Snow Days

  When you are born and raised in Minnesota, you learn to enjoy winter as there is no other option except to stay indoors. Since both Sue and I were outdoor kids, that wasn’t a choice.
  I have great memories of sledding after dark down the pasture hill of friends of our folks. The fact that there was only a yard light made it more exciting. We did believe in living dangerously and no ones folks seemed to object.
  Ah, yes, snow ball fights. The street beside our house was a dead end and not plowed in the winter; Dad would build us elaborate snow forts to use for the snowball fights or just to play in. They had roofs and benches to sit on and a door and windows to toss the snowball from.
  Then there was the hilly street in front of our Grandmas.

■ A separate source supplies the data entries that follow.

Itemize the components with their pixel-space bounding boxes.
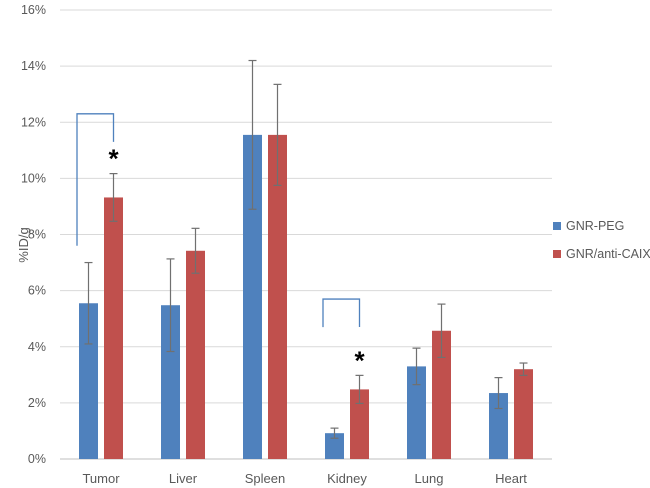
x-category-label: Kidney [327, 471, 367, 486]
error-bars [84, 59, 528, 439]
y-tick-label: 14% [21, 59, 46, 73]
bar-gnr-anti-caix-kidney [350, 389, 369, 459]
legend-label: GNR-PEG [566, 219, 624, 233]
x-category-label: Heart [495, 471, 527, 486]
y-axis-ticks: 0% 2% 4% 6% 8% 10% 12% 14% 16% [21, 3, 46, 466]
y-tick-label: 0% [28, 452, 46, 466]
bar-gnr-anti-caix-tumor [104, 197, 123, 459]
bar-gnr-anti-caix-spleen [268, 134, 287, 460]
x-axis-categories: Tumor Liver Spleen Kidney Lung Heart [82, 471, 527, 486]
significance-bracket [76, 113, 115, 246]
bar-gnr-peg-lung [407, 366, 426, 459]
bar-gnr-anti-caix-heart [514, 369, 533, 459]
bar-gnr-peg-heart [489, 393, 508, 459]
bar-gnr-peg-kidney [325, 433, 344, 459]
legend: GNR-PEG GNR/anti-CAIX [553, 219, 650, 261]
bar-gnr-peg-spleen [243, 134, 262, 460]
y-tick-label: 4% [28, 340, 46, 354]
bar-gnr-peg-tumor [79, 303, 98, 459]
bars [79, 134, 533, 460]
significance-star: * [354, 345, 365, 375]
significance-star: * [108, 144, 119, 174]
bar-gnr-peg-liver [161, 305, 180, 459]
gridlines [60, 9, 552, 460]
y-tick-label: 16% [21, 3, 46, 17]
x-category-label: Tumor [82, 471, 120, 486]
y-tick-label: 10% [21, 171, 46, 185]
y-axis-label: %ID/g [16, 227, 31, 262]
legend-swatch [553, 222, 561, 230]
x-category-label: Liver [169, 471, 198, 486]
legend-label: GNR/anti-CAIX [566, 247, 650, 261]
significance-markers: ** [76, 113, 365, 375]
legend-swatch [553, 250, 561, 258]
bar-gnr-anti-caix-lung [432, 330, 451, 459]
y-tick-label: 2% [28, 396, 46, 410]
significance-bracket [322, 298, 361, 328]
y-tick-label: 8% [28, 228, 46, 242]
y-tick-label: 6% [28, 284, 46, 298]
x-category-label: Lung [415, 471, 444, 486]
bar-gnr-anti-caix-liver [186, 250, 205, 459]
x-category-label: Spleen [245, 471, 285, 486]
y-tick-label: 12% [21, 115, 46, 129]
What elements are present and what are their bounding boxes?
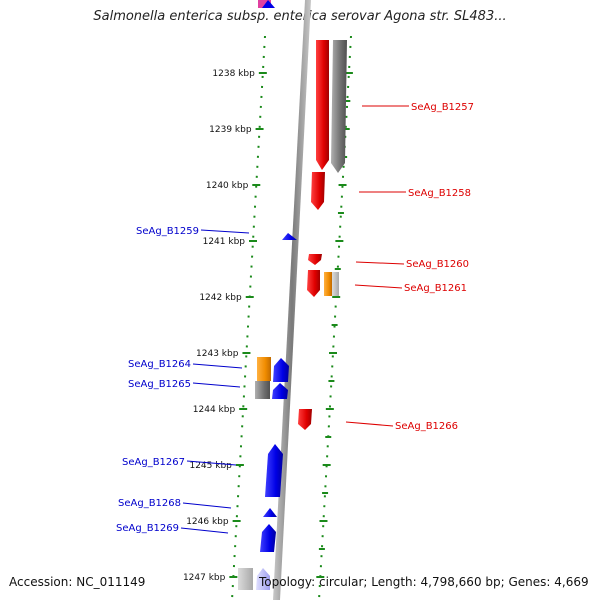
feature-top-blue	[262, 0, 275, 8]
leader-line-forward	[182, 502, 232, 509]
tick-label: 1244 kbp	[193, 405, 236, 415]
gene-arrow-seag-b1261	[307, 270, 320, 297]
gene-label-reverse[interactable]: SeAg_B1258	[408, 188, 471, 199]
gene-arrow-seag-b1257	[316, 40, 329, 170]
gene-label-reverse[interactable]: SeAg_B1261	[404, 283, 467, 294]
leader-line-reverse	[355, 261, 405, 265]
feature-grey-b1265	[255, 381, 270, 399]
tick-label: 1246 kbp	[186, 517, 229, 527]
gene-arrow-seag-b1268	[263, 508, 277, 517]
topology-summary: Topology: circular; Length: 4,798,660 bp…	[259, 575, 589, 589]
gene-label-reverse[interactable]: SeAg_B1266	[395, 421, 458, 432]
leader-line-forward	[192, 382, 241, 388]
gene-label-forward[interactable]: SeAg_B1265	[128, 379, 191, 390]
tick-label: 1239 kbp	[209, 125, 252, 135]
feature-bottom-grey	[238, 568, 253, 590]
leader-line-reverse	[354, 284, 403, 289]
leader-line-forward	[180, 527, 229, 534]
gene-arrow-seag-b1257-shadow	[331, 40, 347, 173]
genome-title: Salmonella enterica subsp. enterica sero…	[93, 9, 507, 24]
left-tick-track	[231, 35, 266, 600]
tick-label: 1240 kbp	[206, 181, 249, 191]
tick-label: 1238 kbp	[212, 69, 255, 79]
right-tick-track	[318, 35, 352, 600]
gene-arrow-seag-b1267	[265, 444, 283, 497]
gene-label-reverse[interactable]: SeAg_B1260	[406, 259, 469, 270]
gene-arrow-seag-b1260	[308, 254, 322, 265]
chromosome-backbone	[273, 0, 311, 600]
gene-arrow-seag-b1259	[282, 233, 297, 240]
tick-label: 1245 kbp	[189, 461, 232, 471]
tick-label: 1242 kbp	[199, 293, 242, 303]
leader-line-forward	[200, 229, 250, 234]
tick-label: 1247 kbp	[183, 573, 226, 583]
gene-label-forward[interactable]: SeAg_B1267	[122, 457, 185, 468]
feature-orange-b1264	[257, 357, 271, 381]
gene-arrow-seag-b1265	[272, 383, 288, 399]
feature-bottom-lightblue	[256, 568, 270, 590]
leader-line-forward	[192, 363, 243, 369]
gene-label-forward[interactable]: SeAg_B1264	[128, 359, 191, 370]
leader-line-forward	[186, 460, 237, 466]
gene-label-forward[interactable]: SeAg_B1259	[136, 226, 199, 237]
gene-arrow-seag-b1266	[298, 409, 312, 430]
gene-label-reverse[interactable]: SeAg_B1257	[411, 102, 474, 113]
label-leader-lines	[180, 105, 409, 534]
feature-grey-b1261	[332, 272, 339, 296]
tick-marks	[229, 72, 353, 578]
leader-line-reverse	[345, 421, 394, 427]
accession-text: Accession: NC_011149	[9, 575, 146, 589]
gene-arrow-seag-b1258	[311, 172, 325, 210]
gene-arrow-seag-b1264	[273, 358, 289, 382]
gene-labels: SeAg_B1257 SeAg_B1258 SeAg_B1260 SeAg_B1261…	[116, 102, 474, 534]
gene-label-forward[interactable]: SeAg_B1268	[118, 498, 181, 509]
tick-label: 1243 kbp	[196, 349, 239, 359]
gene-label-forward[interactable]: SeAg_B1269	[116, 523, 179, 534]
tick-label: 1241 kbp	[203, 237, 246, 247]
gene-arrow-seag-b1269	[260, 524, 276, 552]
tick-labels: 1238 kbp 1239 kbp 1240 kbp 1241 kbp 1242 kbp…	[183, 69, 255, 583]
feature-orange-b1261	[324, 272, 332, 296]
feature-top-pink	[258, 0, 271, 8]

We and the neighbor kids sledded down it. The cars just honked when they wanted to come through.
  As we got older of course, there were basketball games and school dances. In our German community that meant polkas and waltzes for the most part.
 Usually we walked to school. If it got too bad, one of the adults would take us. We rarely had snow days, if there were enough town kids that could make it they would hold school. I always thought that was fun as there were only five town kids in my class and we got to do what we wanted as long as it was quiet. The school library was large for a small town school and we could spend most of the day in there if we wanted too. It was also a chance to get some extra help from the teachers.
  Now, I must admit I really don’t look forward to winter, but AH the joys of being a child in the winter!


  1. I grew up in northern Iowa, with plenty of snow for making tunnels and forts. I wish the snow didn't melt this past week. I've been having fun snowshoeing!

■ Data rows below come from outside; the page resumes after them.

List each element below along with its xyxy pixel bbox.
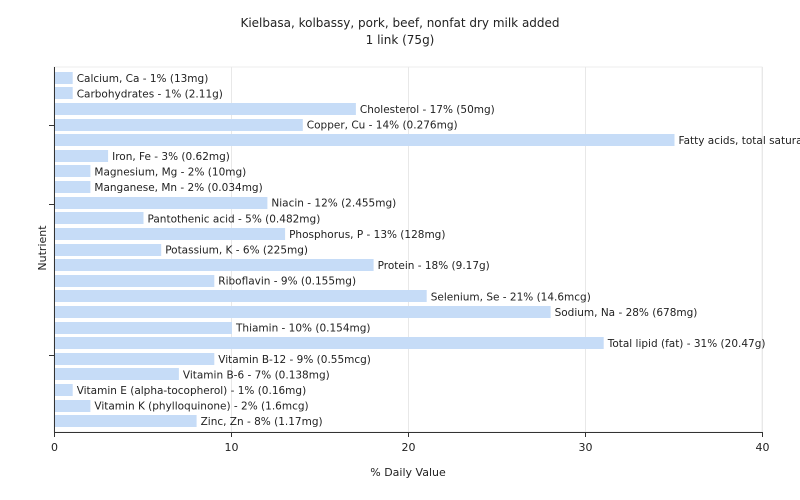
bar-label: Riboflavin - 9% (0.155mg) xyxy=(218,276,356,288)
bar-label: Copper, Cu - 14% (0.276mg) xyxy=(307,120,458,132)
x-tick-label: 0 xyxy=(51,441,58,454)
axes: 0 10 20 30 40 xyxy=(49,67,770,454)
chart-title: Kielbasa, kolbassy, pork, beef, nonfat d… xyxy=(240,16,559,30)
y-axis-title: Nutrient xyxy=(36,225,49,271)
bar xyxy=(55,275,215,287)
bar-label: Niacin - 12% (2.455mg) xyxy=(271,198,396,210)
bar xyxy=(55,306,551,318)
bar-label: Zinc, Zn - 8% (1.17mg) xyxy=(201,416,323,428)
bar xyxy=(55,259,374,271)
bar xyxy=(55,150,109,162)
bar xyxy=(55,228,286,240)
x-tick-label: 40 xyxy=(756,441,770,454)
x-tick-label: 30 xyxy=(579,441,593,454)
x-tick-label: 10 xyxy=(225,441,239,454)
chart-subtitle: 1 link (75g) xyxy=(366,33,435,47)
bar-label: Magnesium, Mg - 2% (10mg) xyxy=(94,166,246,178)
bar xyxy=(55,197,268,209)
bar-label: Calcium, Ca - 1% (13mg) xyxy=(77,73,209,85)
x-axis-title: % Daily Value xyxy=(370,466,446,479)
bar xyxy=(55,384,73,396)
bar xyxy=(55,212,144,224)
bar-label: Protein - 18% (9.17g) xyxy=(378,260,490,272)
bar-label: Selenium, Se - 21% (14.6mcg) xyxy=(431,291,591,303)
bar xyxy=(55,368,179,380)
bar-label: Cholesterol - 17% (50mg) xyxy=(360,104,495,116)
bar xyxy=(55,400,91,412)
bar xyxy=(55,290,427,302)
bar xyxy=(55,87,73,99)
bar-label: Sodium, Na - 28% (678mg) xyxy=(555,307,698,319)
bar-label: Carbohydrates - 1% (2.11g) xyxy=(77,88,223,100)
bar xyxy=(55,415,197,427)
x-tick-label: 20 xyxy=(402,441,416,454)
bar-label: Fatty acids, total saturated - 35% (6.92… xyxy=(679,135,800,147)
bar xyxy=(55,353,215,365)
bar xyxy=(55,337,604,349)
bar xyxy=(55,119,303,131)
bar xyxy=(55,181,91,193)
bars: Calcium, Ca - 1% (13mg) Carbohydrates - 1… xyxy=(55,72,800,428)
bar-label: Phosphorus, P - 13% (128mg) xyxy=(289,229,445,241)
bar-label: Manganese, Mn - 2% (0.034mg) xyxy=(94,182,262,194)
bar-label: Potassium, K - 6% (225mg) xyxy=(165,245,308,257)
bar xyxy=(55,134,675,146)
bar-label: Vitamin B-12 - 9% (0.55mcg) xyxy=(218,354,371,366)
bar-label: Vitamin E (alpha-tocopherol) - 1% (0.16m… xyxy=(77,385,307,397)
bar-label: Vitamin B-6 - 7% (0.138mg) xyxy=(183,369,330,381)
bar-label: Thiamin - 10% (0.154mg) xyxy=(235,323,371,335)
bar-label: Total lipid (fat) - 31% (20.47g) xyxy=(607,338,766,350)
bar xyxy=(55,103,356,115)
bar-label: Pantothenic acid - 5% (0.482mg) xyxy=(148,213,321,225)
bar xyxy=(55,72,73,84)
bar-label: Iron, Fe - 3% (0.62mg) xyxy=(112,151,230,163)
bar xyxy=(55,322,232,334)
bar-label: Vitamin K (phylloquinone) - 2% (1.6mcg) xyxy=(94,401,308,413)
bar xyxy=(55,244,162,256)
bar xyxy=(55,165,91,177)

  2. I grew up in Kansas City, Kansas, and our parents expected US to walk, rain, shine, snow, etc.. We had a huge hill near us and would sled down it all day, until we were frozen! I don't know if my grandkids even know what a sled IS!

  3. I, on the other hand in my younger years, lived in Tulsa and didn't see a lot of snow. When I moved to Iowa in the dead of winter…there was a LOT of snow on the ground and I walked to school. That got old in a hurry. I have never enjoyed the snow like my friends did back then. When they went sledding I stayed back at the church and helped fix the cocoa and cookies. I always figured I didn't lose anything outside in the winter. Summer was a different story.

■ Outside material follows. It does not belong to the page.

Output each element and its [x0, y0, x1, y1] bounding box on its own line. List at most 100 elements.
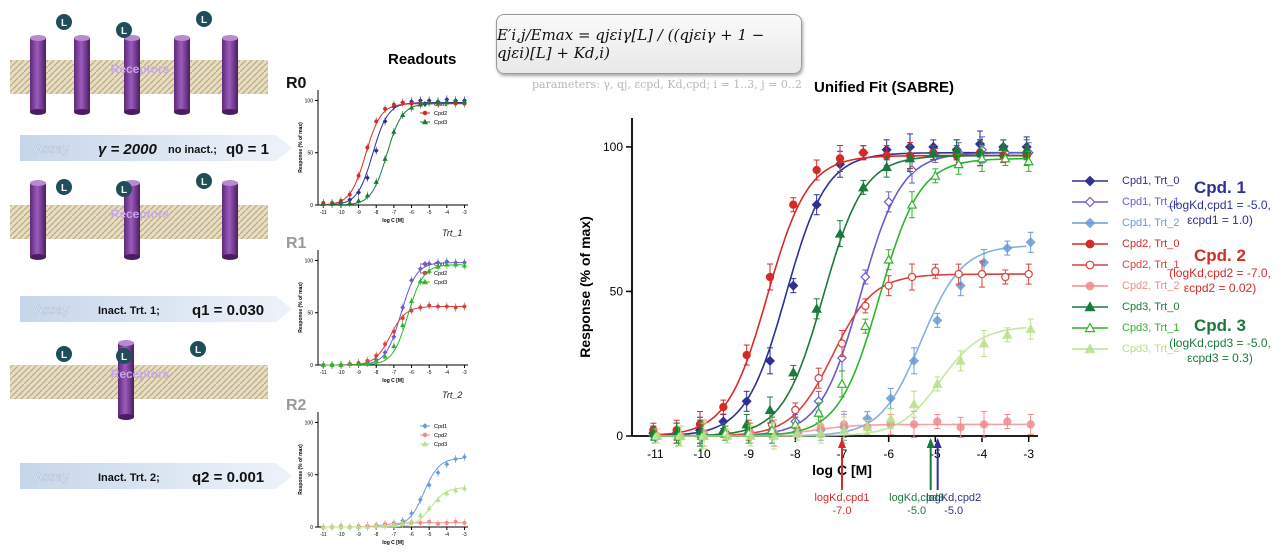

  4. I've lived in N. IL all of my life, and I have great memories of playing outside in the snow. One year, it snowed enough that my father made us a snow slide from the end of our porch across the yard. My sister was so small at the time, she went down and didn't stop - just kept going across the street and into the neighbor's yard! :D
    Hot chocolate when you were still a little pink & numb was the best feeling in the world, too!

  5. Minnesota Memories, for sure! Grandma used to put bread bags over our feet before we put on our snowmobile boots. There was an ice rink across the street from our house in St Paul, Hazel Park it was called. After dinner, my Dad would drive the car down and shine the lights on the rink, so we kids could skate in the dark! What I wouldn't give to live back in Minnesota, with all the snow....I betcha I would still slide down Heck's Hill!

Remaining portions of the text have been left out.